雖然對他來說,背誦熟記不成問題,但是想要徹底吃透並且運用自如,一時半會兒還難以達到。
六月六,有一場州司舉辦的考核,也就是相當於考前初試。
科舉考試的制度,相對來說十分的完善。
就說這科考的生源,主要是來自於生徒與鄉貢兩個渠道。
生徒,就是在公私學校學習過的肄業者,相當於九年義務教的高中畢業生。
鄉貢,就是州縣的推薦者,相當於成人高考。
鄉貢,多是自學而成。
若要求科舉者,先自填表格送往地方官府,由州縣考核通過,薦舉於尚書省,然後由戶部集閱後,才會名錄造冊備案。

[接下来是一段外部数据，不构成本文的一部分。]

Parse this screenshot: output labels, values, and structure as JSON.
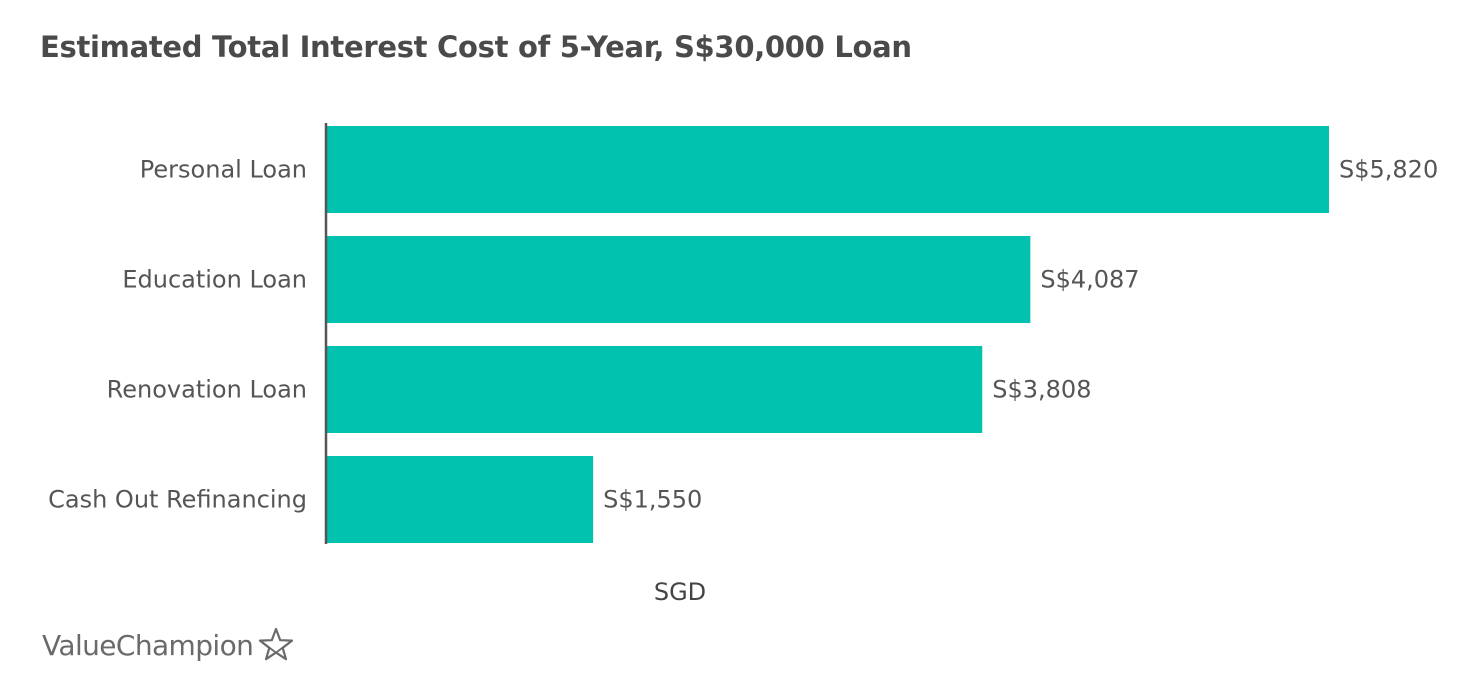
{
  "chart_data": {
    "type": "bar",
    "orientation": "horizontal",
    "title": "Estimated Total Interest Cost of 5-Year, S$30,000 Loan",
    "xlabel": "SGD",
    "ylabel": "",
    "categories": [
      "Personal Loan",
      "Education Loan",
      "Renovation Loan",
      "Cash Out Refinancing"
    ],
    "values": [
      5820,
      4087,
      3808,
      1550
    ],
    "value_labels": [
      "S$5,820",
      "S$4,087",
      "S$3,808",
      "S$1,550"
    ],
    "xlim": [
      0,
      5820
    ],
    "grid": false,
    "legend": "none",
    "bar_color": "#00c2ae",
    "axis_color": "#555555"
  },
  "brand": {
    "name": "ValueChampion",
    "logo_icon": "star-outline-icon"
  }
}
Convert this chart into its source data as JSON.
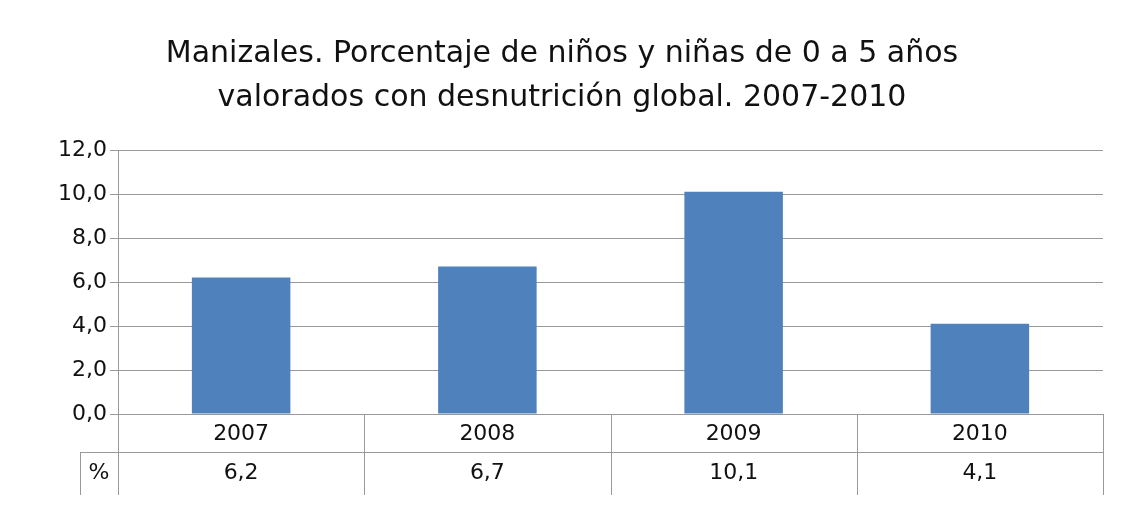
{
  "chart_data": {
    "type": "bar",
    "title": "Manizales. Porcentaje de niños y niñas de 0 a 5 años valorados con desnutrición global. 2007-2010",
    "categories": [
      "2007",
      "2008",
      "2009",
      "2010"
    ],
    "series": [
      {
        "name": "%",
        "color": "#4f81bd",
        "values": [
          6.2,
          6.7,
          10.1,
          4.1
        ],
        "value_labels": [
          "6,2",
          "6,7",
          "10,1",
          "4,1"
        ]
      }
    ],
    "ylim": [
      0,
      12
    ],
    "yticks": [
      {
        "value": 0,
        "label": "0,0"
      },
      {
        "value": 2,
        "label": "2,0"
      },
      {
        "value": 4,
        "label": "4,0"
      },
      {
        "value": 6,
        "label": "6,0"
      },
      {
        "value": 8,
        "label": "8,0"
      },
      {
        "value": 10,
        "label": "10,0"
      },
      {
        "value": 12,
        "label": "12,0"
      }
    ],
    "grid": "y",
    "legend": false
  }
}
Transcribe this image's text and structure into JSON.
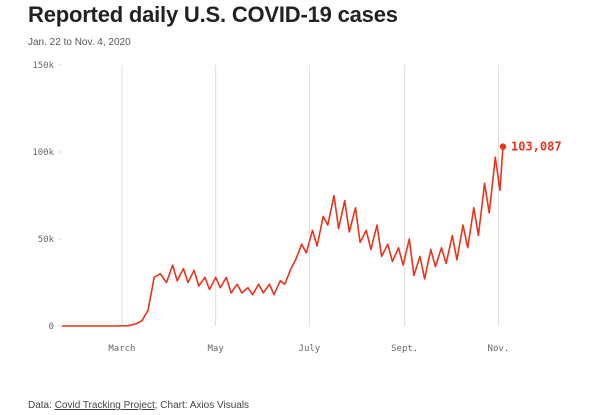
{
  "header": {
    "title": "Reported daily U.S. COVID-19 cases",
    "subtitle": "Jan. 22 to Nov. 4, 2020"
  },
  "footer": {
    "prefix": "Data: ",
    "source_link": "Covid Tracking Project",
    "suffix": "; Chart: Axios Visuals"
  },
  "colors": {
    "line": "#e8341c",
    "grid": "#dddddd",
    "axis_text": "#666666"
  },
  "chart_data": {
    "type": "line",
    "title": "Reported daily U.S. COVID-19 cases",
    "subtitle": "Jan. 22 to Nov. 4, 2020",
    "xlabel": "",
    "ylabel": "",
    "ylim": [
      0,
      150000
    ],
    "xlim": [
      "2020-01-22",
      "2020-11-04"
    ],
    "y_ticks": [
      {
        "value": 0,
        "label": "0"
      },
      {
        "value": 50000,
        "label": "50k"
      },
      {
        "value": 100000,
        "label": "100k"
      },
      {
        "value": 150000,
        "label": "150k"
      }
    ],
    "x_ticks": [
      {
        "value": "2020-03-01",
        "label": "March"
      },
      {
        "value": "2020-05-01",
        "label": "May"
      },
      {
        "value": "2020-07-01",
        "label": "July"
      },
      {
        "value": "2020-09-01",
        "label": "Sept."
      },
      {
        "value": "2020-11-01",
        "label": "Nov."
      }
    ],
    "grid": "vertical",
    "series": [
      {
        "x": [
          "2020-01-22",
          "2020-02-25",
          "2020-03-05",
          "2020-03-10",
          "2020-03-14",
          "2020-03-18",
          "2020-03-22",
          "2020-03-26",
          "2020-03-30",
          "2020-04-03",
          "2020-04-06",
          "2020-04-10",
          "2020-04-13",
          "2020-04-17",
          "2020-04-20",
          "2020-04-24",
          "2020-04-27",
          "2020-05-01",
          "2020-05-04",
          "2020-05-08",
          "2020-05-11",
          "2020-05-15",
          "2020-05-18",
          "2020-05-22",
          "2020-05-25",
          "2020-05-29",
          "2020-06-01",
          "2020-06-05",
          "2020-06-08",
          "2020-06-12",
          "2020-06-15",
          "2020-06-19",
          "2020-06-22",
          "2020-06-26",
          "2020-06-29",
          "2020-07-03",
          "2020-07-06",
          "2020-07-10",
          "2020-07-13",
          "2020-07-17",
          "2020-07-20",
          "2020-07-24",
          "2020-07-27",
          "2020-07-31",
          "2020-08-03",
          "2020-08-07",
          "2020-08-10",
          "2020-08-14",
          "2020-08-17",
          "2020-08-21",
          "2020-08-24",
          "2020-08-28",
          "2020-08-31",
          "2020-09-04",
          "2020-09-07",
          "2020-09-11",
          "2020-09-14",
          "2020-09-18",
          "2020-09-21",
          "2020-09-25",
          "2020-09-28",
          "2020-10-02",
          "2020-10-05",
          "2020-10-09",
          "2020-10-12",
          "2020-10-16",
          "2020-10-19",
          "2020-10-23",
          "2020-10-26",
          "2020-10-30",
          "2020-11-02",
          "2020-11-04"
        ],
        "y": [
          0,
          0,
          200,
          1200,
          3000,
          9000,
          28000,
          30000,
          25000,
          35000,
          26000,
          33000,
          25000,
          32000,
          23000,
          28000,
          21000,
          28000,
          22000,
          28000,
          19000,
          24000,
          19000,
          22000,
          18000,
          24000,
          19000,
          24000,
          18000,
          26000,
          24000,
          33000,
          38000,
          47000,
          42000,
          55000,
          46000,
          63000,
          58000,
          75000,
          56000,
          72000,
          54000,
          68000,
          48000,
          55000,
          44000,
          58000,
          40000,
          47000,
          37000,
          45000,
          35000,
          50000,
          29000,
          40000,
          27000,
          44000,
          34000,
          45000,
          36000,
          52000,
          38000,
          58000,
          45000,
          68000,
          52000,
          82000,
          65000,
          97000,
          78000,
          103087
        ]
      }
    ],
    "annotations": [
      {
        "text": "103,087",
        "x": "2020-11-04",
        "y": 103087
      }
    ]
  }
}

有了名錄備案後,就可以參加州試,也就是九月份的秋闈考試。
江千越想要參加秋闈考試,還要參加十日後的考核。
原本江千越是想走『生徒』這個捷徑,他相信孫鞅與周錚都會相助。
然而這方面需要在讀年限,這對他來說顯然是來不及了。
所以,只能走鄉貢這條路。
「喂,吃藥了!」
正在書房讀書的江千越,突然就聞到了濃烈的草藥味。
「太熱,稍後再喝。」
江千越依舊看著書,視線沒有絲毫的挪移。
古小梅將湯藥放在桌前,催促道:「涼了會更苦,快,喝了它!」
「良藥才苦口,所以涼了之後,藥效更佳!」
「你!」
古小梅氣得直接伸手抓過書本,叉著腰嬌怒道:「少跟本姑娘掉書袋,這藥你喝還是不喝?」
「火氣如此大,是不是內理不調所致?」
江千越知道古小梅脾氣大,只是這幾日動不動就發火,倒是讓他感到有些意外。
此言一出,古小梅臉蛋瞬間微紅。
「嗯?
你不會是……」江千越似乎想到了什麼,於是笑了起來,「噢……明白了,你師哥我明白了!」
「你明白個大頭鬼!」
古小梅沒好氣瞪了一眼,不再去搭理江千越。
江千越卻一本正經起來:「誒,一個女孩子每個月總有那麼幾日……太正常不過來,有什麼好害羞的?」
「你!再胡言亂語,小心本姑娘揍你!」
「好好好,不說了!」
江千越不再多言,開始喝那碗黑乎乎的湯藥。
「少爺,您終於來了!」
「什麼來了?」
就在書房兩人疑惑之際,一名婦人興奮地走了進來。